Over the last decade the state has cut its real investment in programs that help people experiencing poverty meet need basic needs and get out of poverty collectively by more than $4.4 billion. The Governor’s fiscal year 2013 budget proposal continues the pattern of devastating cuts to programs that protect the most vulnerable and support them in keeping a roof over their head and food on their table.

  • The budget includes a proposed cut of $2.7 billion from the Medicaid program, a staggering amount.

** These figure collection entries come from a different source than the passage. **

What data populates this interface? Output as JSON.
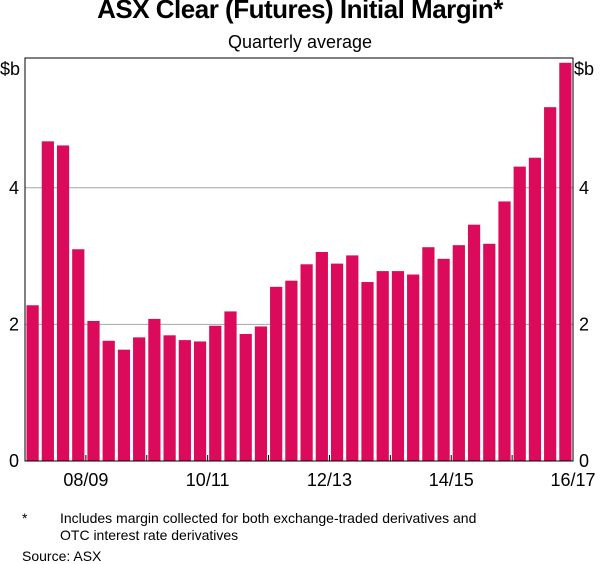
{
  "title": "ASX Clear (Futures) Initial Margin*",
  "subtitle": "Quarterly average",
  "unit_label_left": "$b",
  "unit_label_right": "$b",
  "footnote": {
    "mark": "*",
    "text_line1": "Includes margin collected for both exchange-traded derivatives and",
    "text_line2": "OTC interest rate derivatives"
  },
  "source": "Source:   ASX",
  "bar_color": "#dc0a5a",
  "chart_data": {
    "type": "bar",
    "title": "ASX Clear (Futures) Initial Margin*",
    "subtitle": "Quarterly average",
    "ylabel": "$b",
    "ylim": [
      0,
      5.9
    ],
    "yticks": [
      0,
      2,
      4
    ],
    "grid": true,
    "x_period_labels": [
      "08/09",
      "10/11",
      "12/13",
      "14/15",
      "16/17"
    ],
    "values": [
      2.28,
      4.68,
      4.62,
      3.1,
      2.05,
      1.76,
      1.63,
      1.81,
      2.08,
      1.84,
      1.77,
      1.75,
      1.98,
      2.19,
      1.86,
      1.97,
      2.55,
      2.64,
      2.88,
      3.06,
      2.89,
      3.01,
      2.62,
      2.78,
      2.78,
      2.73,
      3.13,
      2.96,
      3.16,
      3.46,
      3.18,
      3.8,
      4.31,
      4.44,
      5.18,
      5.83
    ]
  }
}
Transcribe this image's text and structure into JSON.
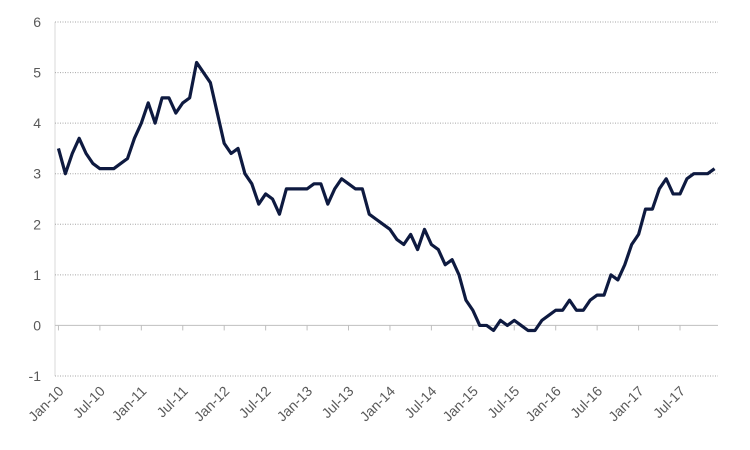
{
  "chart_data": {
    "type": "line",
    "categories": [
      "Jan-10",
      null,
      null,
      null,
      null,
      null,
      "Jul-10",
      null,
      null,
      null,
      null,
      null,
      "Jan-11",
      null,
      null,
      null,
      null,
      null,
      "Jul-11",
      null,
      null,
      null,
      null,
      null,
      "Jan-12",
      null,
      null,
      null,
      null,
      null,
      "Jul-12",
      null,
      null,
      null,
      null,
      null,
      "Jan-13",
      null,
      null,
      null,
      null,
      null,
      "Jul-13",
      null,
      null,
      null,
      null,
      null,
      "Jan-14",
      null,
      null,
      null,
      null,
      null,
      "Jul-14",
      null,
      null,
      null,
      null,
      null,
      "Jan-15",
      null,
      null,
      null,
      null,
      null,
      "Jul-15",
      null,
      null,
      null,
      null,
      null,
      "Jan-16",
      null,
      null,
      null,
      null,
      null,
      "Jul-16",
      null,
      null,
      null,
      null,
      null,
      "Jan-17",
      null,
      null,
      null,
      null,
      null,
      "Jul-17",
      null,
      null,
      null,
      null,
      null
    ],
    "series": [
      {
        "color": "#0e1a40",
        "values": [
          3.5,
          3.0,
          3.4,
          3.7,
          3.4,
          3.2,
          3.1,
          3.1,
          3.1,
          3.2,
          3.3,
          3.7,
          4.0,
          4.4,
          4.0,
          4.5,
          4.5,
          4.2,
          4.4,
          4.5,
          5.2,
          5.0,
          4.8,
          4.2,
          3.6,
          3.4,
          3.5,
          3.0,
          2.8,
          2.4,
          2.6,
          2.5,
          2.2,
          2.7,
          2.7,
          2.7,
          2.7,
          2.8,
          2.8,
          2.4,
          2.7,
          2.9,
          2.8,
          2.7,
          2.7,
          2.2,
          2.1,
          2.0,
          1.9,
          1.7,
          1.6,
          1.8,
          1.5,
          1.9,
          1.6,
          1.5,
          1.2,
          1.3,
          1.0,
          0.5,
          0.3,
          0.0,
          0.0,
          -0.1,
          0.1,
          0.0,
          0.1,
          0.0,
          -0.1,
          -0.1,
          0.1,
          0.2,
          0.3,
          0.3,
          0.5,
          0.3,
          0.3,
          0.5,
          0.6,
          0.6,
          1.0,
          0.9,
          1.2,
          1.6,
          1.8,
          2.3,
          2.3,
          2.7,
          2.9,
          2.6,
          2.6,
          2.9,
          3.0,
          3.0,
          3.0,
          3.1
        ]
      }
    ],
    "ylim": [
      -1,
      6
    ],
    "yticks": [
      -1,
      0,
      1,
      2,
      3,
      4,
      5,
      6
    ],
    "grid": true
  }
}
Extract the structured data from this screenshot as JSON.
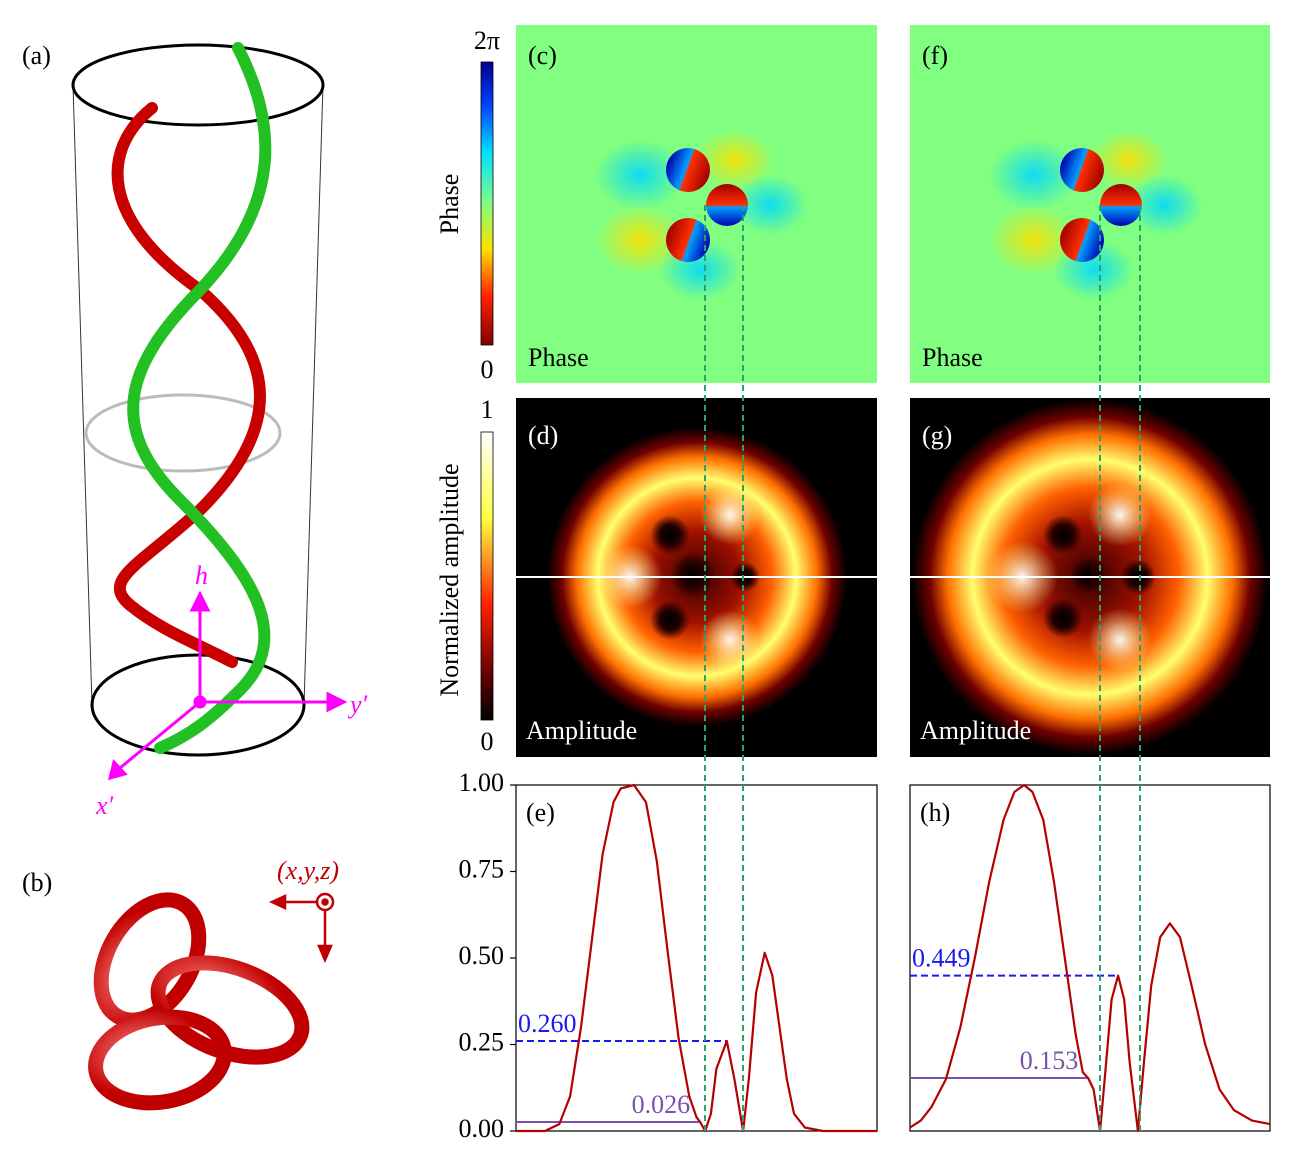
{
  "figure": {
    "panel_labels": {
      "a": "(a)",
      "b": "(b)",
      "c": "(c)",
      "d": "(d)",
      "f": "(f)",
      "g": "(g)"
    },
    "axes_3d": {
      "h": "h",
      "y": "y′",
      "x": "x′"
    },
    "knot_frame": "(x,y,z)",
    "phase_colorbar": {
      "label": "Phase",
      "max": "2π",
      "min": 0
    },
    "amplitude_colorbar": {
      "label": "Normalized amplitude",
      "max": 1,
      "min": 0
    },
    "image_labels": {
      "c": "Phase",
      "d": "Amplitude",
      "f": "Phase",
      "g": "Amplitude"
    }
  },
  "chart_data": [
    {
      "type": "line",
      "label": "(e)",
      "x": [
        0,
        8,
        12,
        15,
        18,
        21,
        24,
        27,
        29,
        32.7,
        36,
        39,
        42,
        45,
        48,
        50,
        51,
        52.4,
        54,
        55.5,
        58.4,
        60.5,
        62.9,
        64.5,
        66.5,
        68.9,
        71,
        73,
        75,
        77,
        80,
        85,
        100
      ],
      "values": [
        0,
        0,
        0.02,
        0.1,
        0.3,
        0.55,
        0.8,
        0.95,
        0.99,
        1.0,
        0.95,
        0.78,
        0.52,
        0.27,
        0.1,
        0.04,
        0.026,
        0,
        0.05,
        0.18,
        0.26,
        0.15,
        0,
        0.15,
        0.4,
        0.515,
        0.45,
        0.3,
        0.15,
        0.05,
        0.01,
        0,
        0
      ],
      "color": "#b40000",
      "xlim": [
        0,
        100
      ],
      "ylim": [
        0,
        1
      ],
      "yticks": [
        {
          "value": 0,
          "label": "0.00"
        },
        {
          "value": 0.25,
          "label": "0.25"
        },
        {
          "value": 0.5,
          "label": "0.50"
        },
        {
          "value": 0.75,
          "label": "0.75"
        },
        {
          "value": 1,
          "label": "1.00"
        }
      ],
      "annotations": [
        {
          "y": 0.26,
          "label": "0.260",
          "x_end": 58.4,
          "color": "#1a1aee",
          "dashed": true
        },
        {
          "y": 0.026,
          "label": "0.026",
          "x_end": 51,
          "color": "#7b52ab",
          "dashed": false
        }
      ]
    },
    {
      "type": "line",
      "label": "(h)",
      "x": [
        0,
        3,
        6,
        10,
        14,
        18,
        22,
        26,
        29,
        31.7,
        34,
        37,
        40,
        43,
        46,
        48,
        49.5,
        51,
        52.8,
        54.5,
        56,
        57.8,
        59.5,
        61,
        63.3,
        65,
        67,
        69.5,
        72.2,
        75,
        78,
        82,
        86,
        90,
        95,
        100
      ],
      "values": [
        0.01,
        0.03,
        0.07,
        0.15,
        0.3,
        0.5,
        0.72,
        0.9,
        0.98,
        1.0,
        0.98,
        0.9,
        0.72,
        0.5,
        0.28,
        0.17,
        0.153,
        0.12,
        0,
        0.2,
        0.38,
        0.449,
        0.38,
        0.2,
        0,
        0.2,
        0.42,
        0.56,
        0.6,
        0.56,
        0.43,
        0.25,
        0.12,
        0.06,
        0.03,
        0.02
      ],
      "color": "#b40000",
      "xlim": [
        0,
        100
      ],
      "ylim": [
        0,
        1
      ],
      "annotations": [
        {
          "y": 0.449,
          "label": "0.449",
          "x_end": 57.8,
          "color": "#1a1aee",
          "dashed": true
        },
        {
          "y": 0.153,
          "label": "0.153",
          "x_end": 49.5,
          "color": "#7b52ab",
          "dashed": false
        }
      ]
    }
  ]
}
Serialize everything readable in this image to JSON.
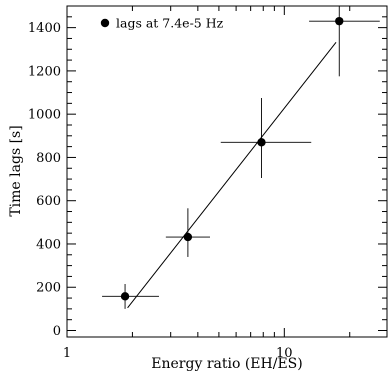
{
  "chart_data": {
    "type": "scatter",
    "title": "",
    "xlabel": "Energy ratio (EH/ES)",
    "ylabel": "Time lags [s]",
    "x_scale": "log",
    "xlim": [
      1,
      30
    ],
    "ylim": [
      -30,
      1500
    ],
    "x_ticks_major": [
      {
        "value": 1,
        "label": "1"
      },
      {
        "value": 10,
        "label": "10"
      }
    ],
    "x_ticks_minor": [
      2,
      3,
      4,
      5,
      6,
      7,
      8,
      9,
      20,
      30
    ],
    "y_ticks": [
      {
        "value": 0,
        "label": "0"
      },
      {
        "value": 200,
        "label": "200"
      },
      {
        "value": 400,
        "label": "400"
      },
      {
        "value": 600,
        "label": "600"
      },
      {
        "value": 800,
        "label": "800"
      },
      {
        "value": 1000,
        "label": "1000"
      },
      {
        "value": 1200,
        "label": "1200"
      },
      {
        "value": 1400,
        "label": "1400"
      }
    ],
    "y_minor_step": 50,
    "legend": {
      "label": "lags at 7.4e-5 Hz",
      "position": "top-left"
    },
    "grid": false,
    "series": [
      {
        "name": "lags at 7.4e-5 Hz",
        "points": [
          {
            "x": 1.85,
            "y": 158,
            "xerr_low": 1.45,
            "xerr_high": 2.65,
            "yerr_low": 100,
            "yerr_high": 215
          },
          {
            "x": 3.6,
            "y": 432,
            "xerr_low": 2.85,
            "xerr_high": 4.55,
            "yerr_low": 340,
            "yerr_high": 565
          },
          {
            "x": 7.85,
            "y": 870,
            "xerr_low": 5.1,
            "xerr_high": 13.3,
            "yerr_low": 705,
            "yerr_high": 1075
          },
          {
            "x": 17.9,
            "y": 1430,
            "xerr_low": 13.0,
            "xerr_high": 27.5,
            "yerr_low": 1175,
            "yerr_high": 1510
          }
        ]
      }
    ],
    "fit_line": {
      "x": [
        1.9,
        17.3
      ],
      "y": [
        105,
        1332
      ]
    }
  }
}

The proposed budget does not specify how this will be accomplished nor is there any way it can be accomplished without doing great harm to the low-income Illinoisans for whom Medicaid is their only option for health care.
  • It also includes a $56 million cut to the child care assistance program for low-income parents who work or go to school in addition to significant increases in parent co-payments and lowering income eligibility at intake from 185% to 150% of the federal poverty line, which would make paying for childcare infeasible for many and disqualify others from participation.    
  • The proposed budget slashes half of the funding for emergency and transitional housing for people experiencing homelessness, at a time when homelessness is expected to increase.
  • The proposed closing/consolidation of 24 Illinois Department of Human Services offices will considerably reduce access to public services for Illinoisans in need – including reduced access to the Supplementary Nutritional Assistance Program and Temporary Assistance to Needy Families.
  • The budget also includes a proposal to reduce lifetime eligibility for Temporary Assistance to Needy Families from five to three years.  This change would especially harm families with multiple barriers to employment and is unrealistic given today’s job market and economy.

“Illinois is facing tough times and some difficult decisions must be made,” said Sid Mohn, President of Heartland Alliance for Human Needs & Human Rights. “At the same time, making ever deeper cuts to programs that meet the vital needs of people in poverty is not the right way to solve our fiscal problems and will cost the state more in the long run. The General Assembly must maximize all available revenue sources and re-balance the state’s priorities as needed so that everyone in our state can live with dignity and have the opportunity to escape from poverty.”   

The budget does add funding to two programs which do provide vital support for disadvantaged Illinoisans:

  • A doubling of the current appropriation for the Temporary Assistance for Needy Families (TANF) program to keep pace with the increasing caseload.
  • The $20 million in proposed additional funding in the Early Childhood Block Grant, which funds the Preschool for All program, restores part of the funding that was cut over the past two years.  There is abundant evidence that high quality early education dramatically changes the trajectory of children’s lives and produces greater societal savings than any other public investment.  

Heartland Alliance for Human Needs & Human Rights believes that all of us deserve the opportunity to improve our lives. [object Object]Each year, we help ensure this opportunity for more than one million people around the world who are homeless, living in poverty, or seeking safety. Our policy efforts strengthen communities; our comprehensive services empower those we serve to rebuild and transform their lives.